The Wii U is the first home gaming console with a touchscreen tablet controller. It has the HD graphics and lifelike shooting games that were missing from the original Nintendo Wii. So, a recipe for success?
"They're gonna have tough time with this, competing against Microsoft and Sony," Hsu said.
Microsoft's Xbox 360 and Sony's Playstation 3 have both been out for a few years -- and their followers are fiercely loyal.
"Since the first PS, I had PS one, two, and three, you know," shopper Alberto Sanchez said. When asked if there was anything that would make him switch to the Nintendo Wii U or an Xbox 360, Sanchez answered, "If it's free."
And although the Wii U will definitely have games with blood and bullets, Nintendo's been a little too good at marketing to families.
"Nintendo's generally for the family," shopper Craig Highsmith said. "See, I'm a single man, so I like the Playstation 3."
So, which console is the best?
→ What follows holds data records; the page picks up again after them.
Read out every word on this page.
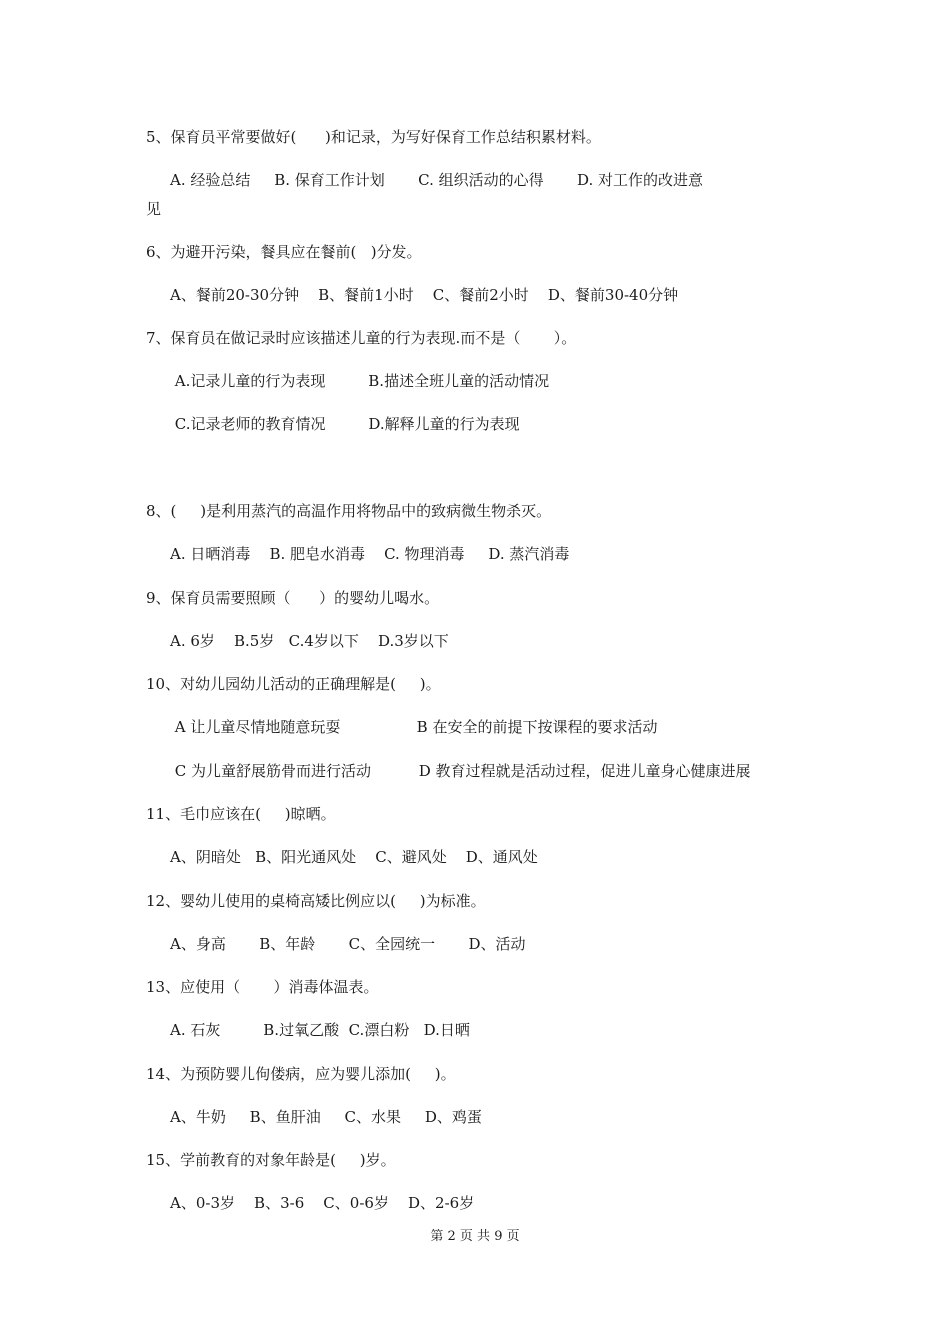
5、保育员平常要做好(      )和记录，为写好保育工作总结积累材料。

A. 经验总结     B. 保育工作计划       C. 组织活动的心得       D. 对工作的改进意

见

6、为避开污染，餐具应在餐前(   )分发。

A、餐前20-30分钟    B、餐前1小时    C、餐前2小时    D、餐前30-40分钟

7、保育员在做记录时应该描述儿童的行为表现.而不是（       ）。

A.记录儿童的行为表现         B.描述全班儿童的活动情况

C.记录老师的教育情况         D.解释儿童的行为表现

8、(     )是利用蒸汽的高温作用将物品中的致病微生物杀灭。

A. 日晒消毒    B. 肥皂水消毒    C. 物理消毒     D. 蒸汽消毒

9、保育员需要照顾（      ）的婴幼儿喝水。

A. 6岁    B.5岁   C.4岁以下    D.3岁以下

10、对幼儿园幼儿活动的正确理解是(     )。

A 让儿童尽情地随意玩耍                B 在安全的前提下按课程的要求活动

C 为儿童舒展筋骨而进行活动          D 教育过程就是活动过程，促进儿童身心健康进展

11、毛巾应该在(     )晾晒。

A、阴暗处   B、阳光通风处    C、避风处    D、通风处

12、婴幼儿使用的桌椅高矮比例应以(     )为标准。

A、身高       B、年龄       C、全园统一       D、活动

13、应使用（       ）消毒体温表。

A. 石灰         B.过氧乙酸  C.漂白粉   D.日晒

14、为预防婴儿佝偻病，应为婴儿添加(     )。

A、牛奶     B、鱼肝油     C、水果     D、鸡蛋

15、学前教育的对象年龄是(     )岁。

A、0-3岁    B、3-6    C、0-6岁    D、2-6岁

第 2 页 共 9 页
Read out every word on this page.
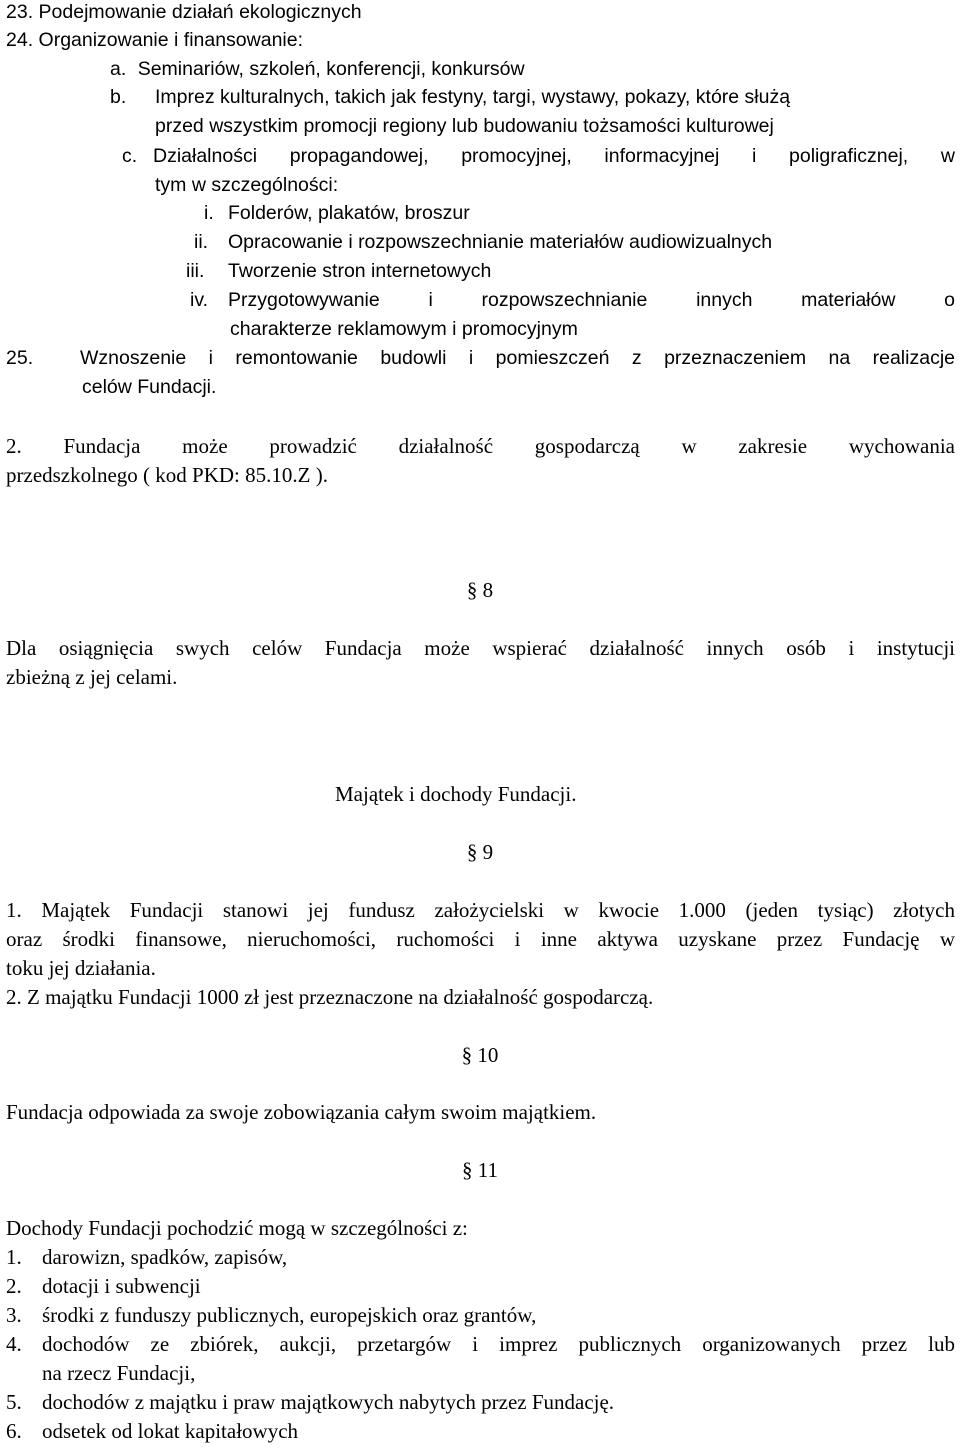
23. Podejmowanie działań ekologicznych
24. Organizowanie i finansowanie:
a. Seminariów, szkoleń, konferencji, konkursów
b. Imprez kulturalnych, takich jak festyny, targi, wystawy, pokazy, które służą
przed wszystkim promocji regiony lub budowaniu tożsamości kulturowej
c. Działalności propagandowej, promocyjnej, informacyjnej i poligraficznej, w
tym w szczególności:
i. Folderów, plakatów, broszur
ii. Opracowanie i rozpowszechnianie materiałów audiowizualnych
iii. Tworzenie stron internetowych
iv. Przygotowywanie i rozpowszechnianie innych materiałów o
charakterze reklamowym i promocyjnym
25. Wznoszenie i remontowanie budowli i pomieszczeń z przeznaczeniem na realizacje
celów Fundacji.
2. Fundacja może prowadzić działalność gospodarczą w zakresie wychowania
przedszkolnego ( kod PKD: 85.10.Z ).
§ 8
Dla osiągnięcia swych celów Fundacja może wspierać działalność innych osób i instytucji
zbieżną z jej celami.
Majątek i dochody Fundacji.
§ 9
1. Majątek Fundacji stanowi jej fundusz założycielski w kwocie 1.000 (jeden tysiąc) złotych
oraz środki finansowe, nieruchomości, ruchomości i inne aktywa uzyskane przez Fundację w
toku jej działania.
2. Z majątku Fundacji 1000 zł jest przeznaczone na działalność gospodarczą.
§ 10
Fundacja odpowiada za swoje zobowiązania całym swoim majątkiem.
§ 11
Dochody Fundacji pochodzić mogą w szczególności z:
1. darowizn, spadków, zapisów,
2. dotacji i subwencji
3. środki z funduszy publicznych, europejskich oraz grantów,
4. dochodów ze zbiórek, aukcji, przetargów i imprez publicznych organizowanych przez lub
na rzecz Fundacji,
5. dochodów z majątku i praw majątkowych nabytych przez Fundację.
6. odsetek od lokat kapitałowych
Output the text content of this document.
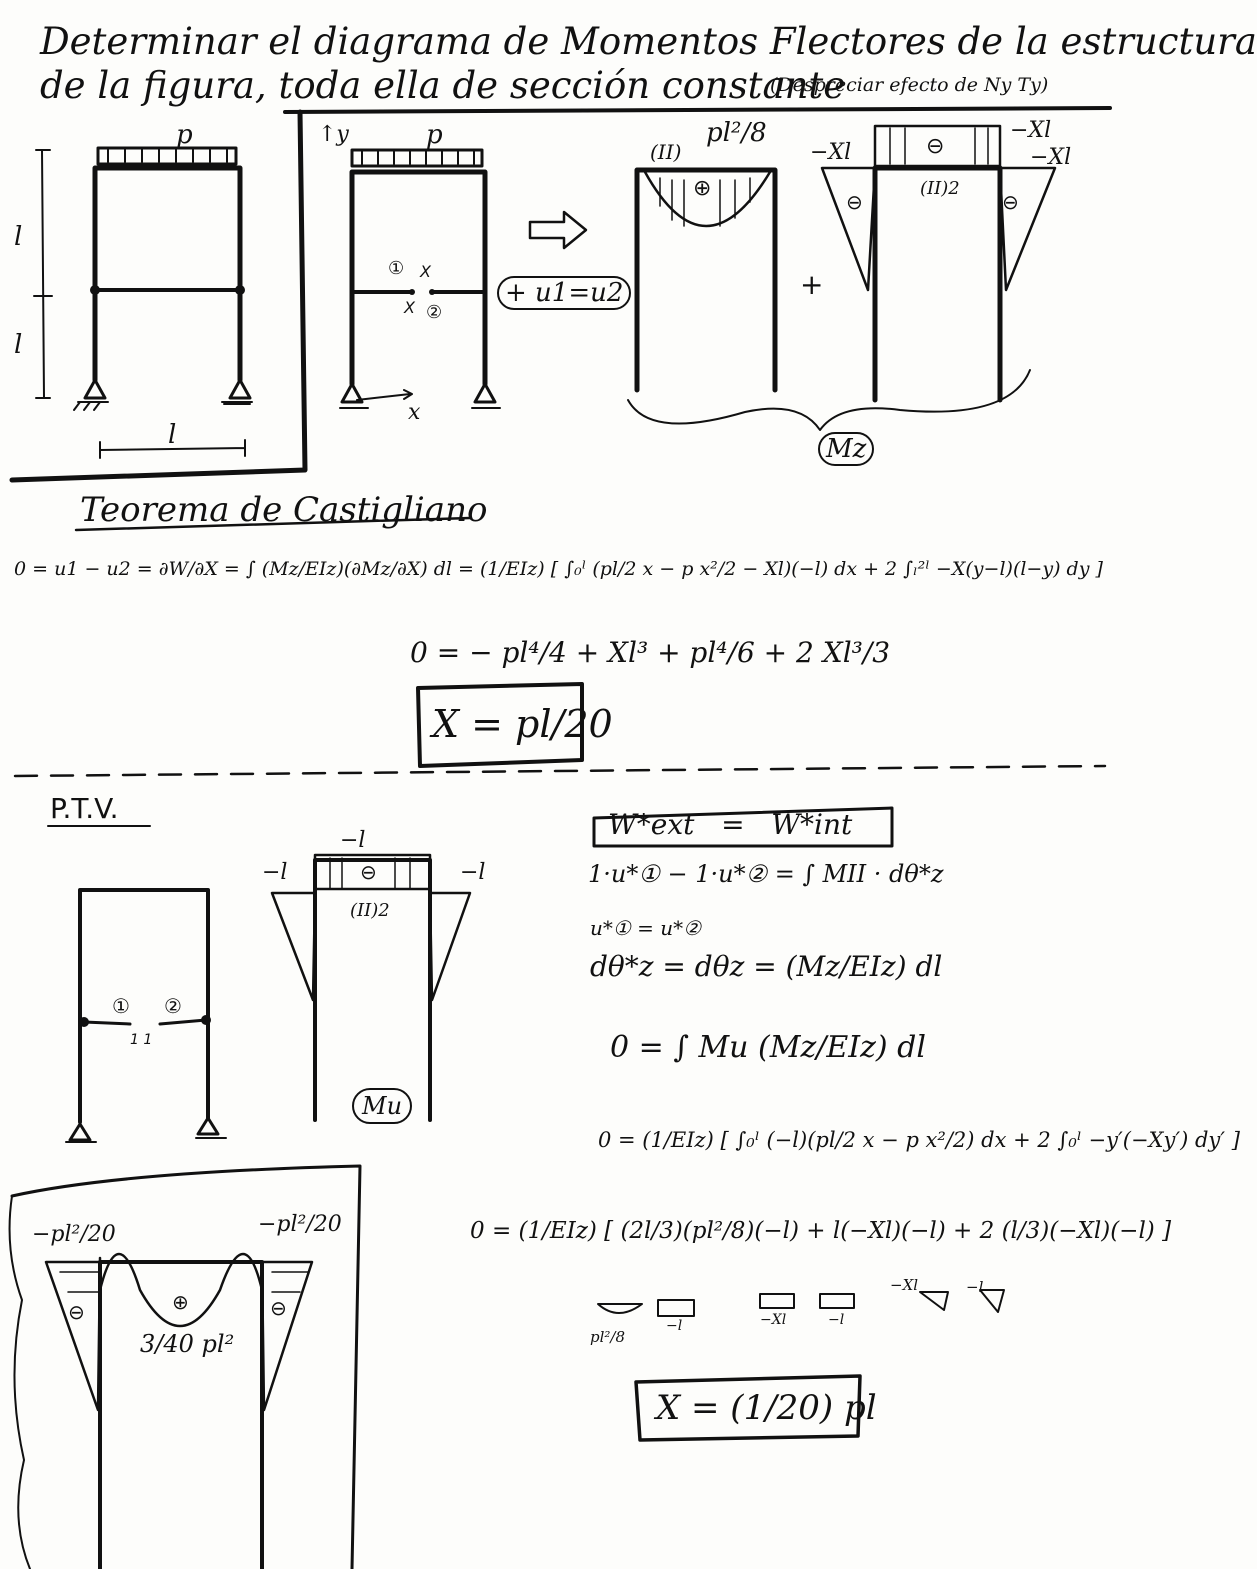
Determinar el diagrama de Momentos Flectores de la estructura
de la figura, toda ella de sección constante
(Despreciar efecto de Ny Ty)
p
l
l
l
↑y	p
① X
X ②
x
+ u1=u2
(II)
pl²/8
⊕
−Xl
−Xl
−Xl
⊖
⊖	⊖
(II)2
+
Mz
Teorema de Castigliano
0 = u1 − u2 = ∂W/∂X = ∫ (Mz/EIz)(∂Mz/∂X) dl = (1/EIz) [ ∫₀ˡ (pl/2 x − p x²/2 − Xl)(−l) dx + 2 ∫ₗ²ˡ −X(y−l)(l−y) dy ]
0 = − pl⁴/4 + Xl³ + pl⁴/6 + 2 Xl³/3
X = pl/20
P.T.V.
−l
−l	−l
⊖
(II)2
① ②
1 1
Mu
W*ext   =   W*int
1·u*① − 1·u*② = ∫ MII · dθ*z
u*① = u*②
dθ*z = dθz = (Mz/EIz) dl
0 = ∫ Mu (Mz/EIz) dl
0 = (1/EIz) [ ∫₀ˡ (−l)(pl/2 x − p x²/2) dx + 2 ∫₀ˡ −y′(−Xy′) dy′ ]
0 = (1/EIz) [ (2l/3)(pl²/8)(−l) + l(−Xl)(−l) + 2 (l/3)(−Xl)(−l) ]
pl²/8
−l	−Xl	−l
−Xl	−l
X = (1/20) pl
−pl²/20	−pl²/20
3/40 pl²
⊕
⊖	⊖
Well, there's not really a clear answer. More than anything, it depends on what you plan to do with it.
"Between Xbox 360 and PS3, they're very comparable in terms of power and what kind of games they play," Hsu said. "They both have some family friendly stuff, they're both more well known for their hardcore stuff.
If you want to play online against other people, Hsu says Xbox could be your choice. He says Xbox Live is the most thriving online game service. But it'll cost you $50 a year.
Playstation's online service is free. And while both consoles let you watch Netflix and Hulu Plus, Hsu says the Playstation is more elegant to watch movies on. And it's the only one that doubles as a Blu-ray player. It also has more games from small, independent publishers.
So what about the Wii U? Well, Hsu says some stereotypes are true, "If you have a family, you have kids, Wii U is probably the best way to go, because you know the Nintendo games are gonna be there, you know Mario's always gonna have a presence on Wii U."
But the console war is heating up just as a major change is happening. Games are moving from your sofa to your cell phone. And they're becoming cheap, or even free.
Hsu wonders how much longer these $300 boxes, with their $60 games, will be able to survive, "Is there a future for a traditional standalone dedicated home console that plugs into your television in to the living room? We'll have to see."